Creo que entre ambos extremos hay un punto medio integrado por verdades de ambos bandos. Pero al margen de este debate, lo cierto es que uno no puede más que asombrase por lo prolífico que es Aira, que dice escribir todas las mañanas, creo que en papel, a veces en un café de su adorado barrio de Flores, y que publica a razón de tres o cuatro novelas por año, desde hace veinte.

Uno puede hacerse adicto a las "novelitas" de Aira, del mismo modo en que uno se hace adicto a algo que, llegado el caso, puede hacerle mal. 

Es decir uno ve en sus novelas situaciones, diálogos, escenas que rayan con lo bizarro, o que directamente lo son, y que quizá estén de más, y posiblemente aparezcan como elecciones desacertadas, finales alevosa y arteramente abruptos, resoluciones de tramas porque sí. Sin embargo en cada una de esas opciones que Aira toma asoma la búsqueda y la necesidad de decir algo nuevo. A veces incluso como imposibilidad: lo que está diciendo como la crónica de lo que en realidad intentó decir y no pudo. (La imposibilidad de enunciación como epifanía.) No una historia nunca contada, jamás mencionada, sino un ímpetu abriéndose camino, un bosquejo de nuevo significado que utiliza las palabras de todos los días para traer al mundo algo bien diferente.

Esa repetición, ese ambiente-loop en que a veces devienen largos pasajes de sus libros, que no en pocas oportunidades recuerdan a un disco rayado (a propósito, par ser oído una y otra vez: en el detalle de esa absurda reiteración hay claves ocultas para ser interpretadas), recuerdan a una de esas cifras que desde una lejana dimensión nos están queriendo hacer llegar en nuestros sueños más descarriados; una cifra-historia, además, contada con una prosa que no encuentra muchas dificultades para, cuando así lo quiere, esculpir belleza en la nimiedad.

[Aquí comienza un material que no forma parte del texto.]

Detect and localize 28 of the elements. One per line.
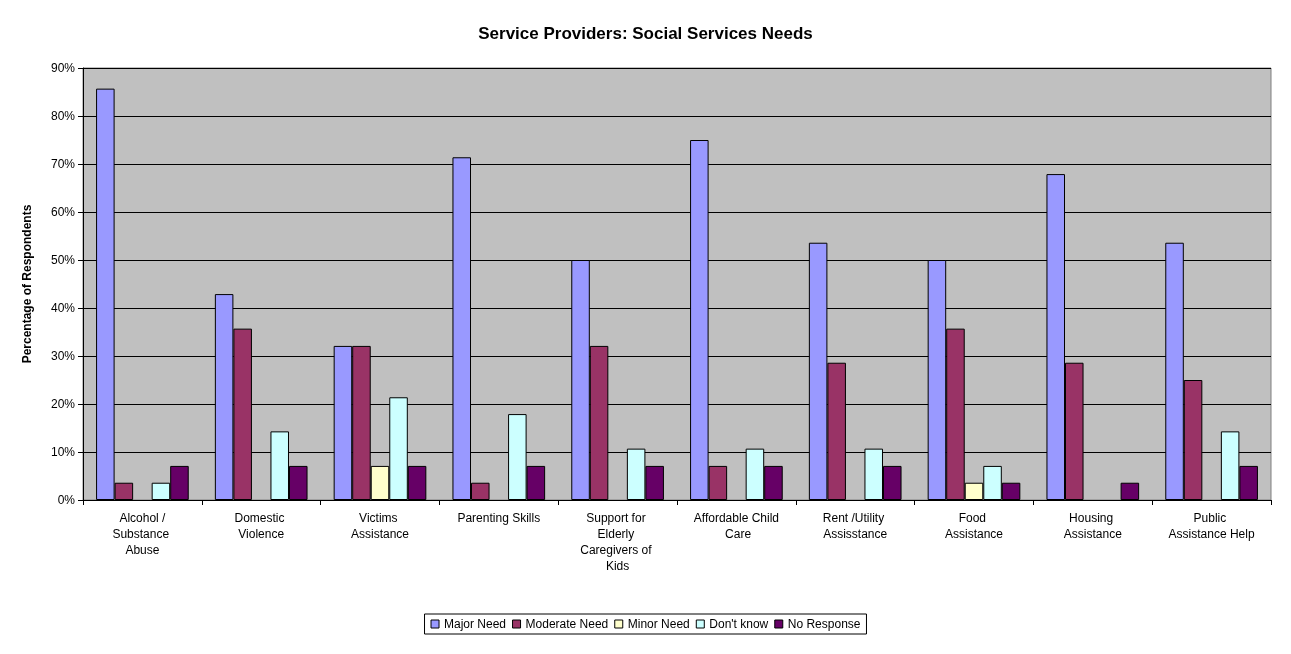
x-tick-label: Victims Assistance (350, 511, 410, 541)
legend-label: Minor Need (627, 617, 690, 631)
legend-label: No Response (787, 617, 861, 631)
legend-label: Moderate Need (525, 617, 609, 631)
y-tick-label: 40% (50, 301, 76, 315)
legend-label: Major Need (444, 617, 507, 631)
legend-label: Don't know (709, 617, 769, 631)
y-tick-label: 10% (50, 445, 76, 459)
bar (1120, 482, 1140, 500)
y-tick-label: 50% (50, 253, 76, 267)
x-tick-label: Housing Assistance (1063, 511, 1123, 541)
x-tick-label: Public Assistance Help (1168, 511, 1255, 541)
x-tick-label: Parenting Skills (457, 511, 541, 525)
x-tick-label: Alcohol /Substance Abuse (112, 511, 173, 557)
y-tick-label: 0% (57, 493, 76, 507)
y-tick-label: 70% (50, 157, 76, 171)
x-tick-label: Support for Elderly Caregivers of Kids (580, 511, 655, 573)
x-tick-label: Food Assistance (944, 511, 1004, 541)
chart-title: Service Providers: Social Services Needs (478, 24, 813, 43)
y-tick-label: 30% (50, 349, 76, 363)
x-tick-label: Rent /Utility Assisstance (822, 511, 888, 541)
y-tick-label: 60% (50, 205, 76, 219)
x-tick-label: Affordable Child Care (693, 511, 779, 541)
y-axis-title: Percentage of Respondents (20, 204, 34, 364)
y-tick-label: 80% (50, 109, 76, 123)
x-tick-label: Domestic Violence (234, 511, 288, 541)
y-tick-label: 20% (50, 397, 76, 411)
y-tick-label: 90% (50, 61, 76, 75)
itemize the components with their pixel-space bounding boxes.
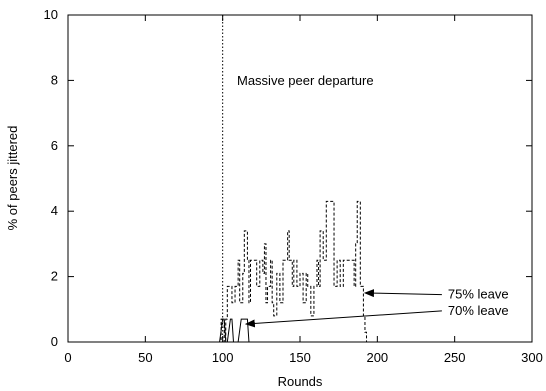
y-tick-label-1: 2	[51, 269, 58, 284]
event-line-label: Massive peer departure	[237, 73, 374, 88]
y-axis-title: % of peers jittered	[5, 126, 20, 231]
y-tick-label-2: 4	[51, 203, 58, 218]
annotation-label-0: 75% leave	[448, 287, 509, 302]
y-tick-label-3: 6	[51, 138, 58, 153]
x-tick-label-4: 200	[366, 350, 388, 365]
annotation-arrow-1	[244, 310, 442, 328]
series-line-1	[68, 318, 532, 343]
x-tick-label-5: 250	[444, 350, 466, 365]
y-tick-label-5: 10	[44, 7, 58, 22]
x-tick-label-2: 100	[212, 350, 234, 365]
y-tick-label-4: 8	[51, 72, 58, 87]
x-tick-label-3: 150	[289, 350, 311, 365]
x-tick-label-0: 0	[64, 350, 71, 365]
annotation-arrow-0	[363, 289, 442, 298]
series-line-0	[68, 200, 368, 343]
x-tick-label-6: 300	[521, 350, 543, 365]
x-axis-title: Rounds	[278, 374, 323, 389]
plot-area	[68, 15, 532, 343]
x-tick-label-1: 50	[138, 350, 152, 365]
axis-ticks: 0 50 100 150 200 250 300 0 2 4 6 8 10	[44, 7, 543, 365]
annotation-label-1: 70% leave	[448, 303, 509, 318]
y-tick-label-0: 0	[51, 334, 58, 349]
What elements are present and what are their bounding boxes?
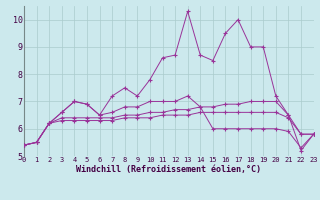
X-axis label: Windchill (Refroidissement éolien,°C): Windchill (Refroidissement éolien,°C) (76, 165, 261, 174)
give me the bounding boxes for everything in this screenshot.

La vida nueva cuenta la historia de un escritor inédito que vive postergado en la promesa de un editor con quien firma contrato para publicar su primera obra. Uno de esos jóvenes estrella, del que todos dicen que abrirá un nuevo rumbo. La edición se posterga hasta el delirio. Pasan años sin que la obra, de cuya trama nada se sabe, llegue a las librerías. El novel escritor tampoco hace mucho para cambiar esa realidad. Por capricho, por desidia, permite que el editor, que se deshace en promesas, que siempre está a punto de sacar el libro a la calle, lo convierta, al fin y al cabo, en un no escritor, en una promesa que se mira al espejo desvanecer con tortuosa lentitud. Creo que el libro, una novelita de las que Aira escribe en tres meses, es como uno de esos chicles a los que uno estira y estira y no se corta nunca. Una lección de cómo se estira una historia, una ostentación estilo Aira.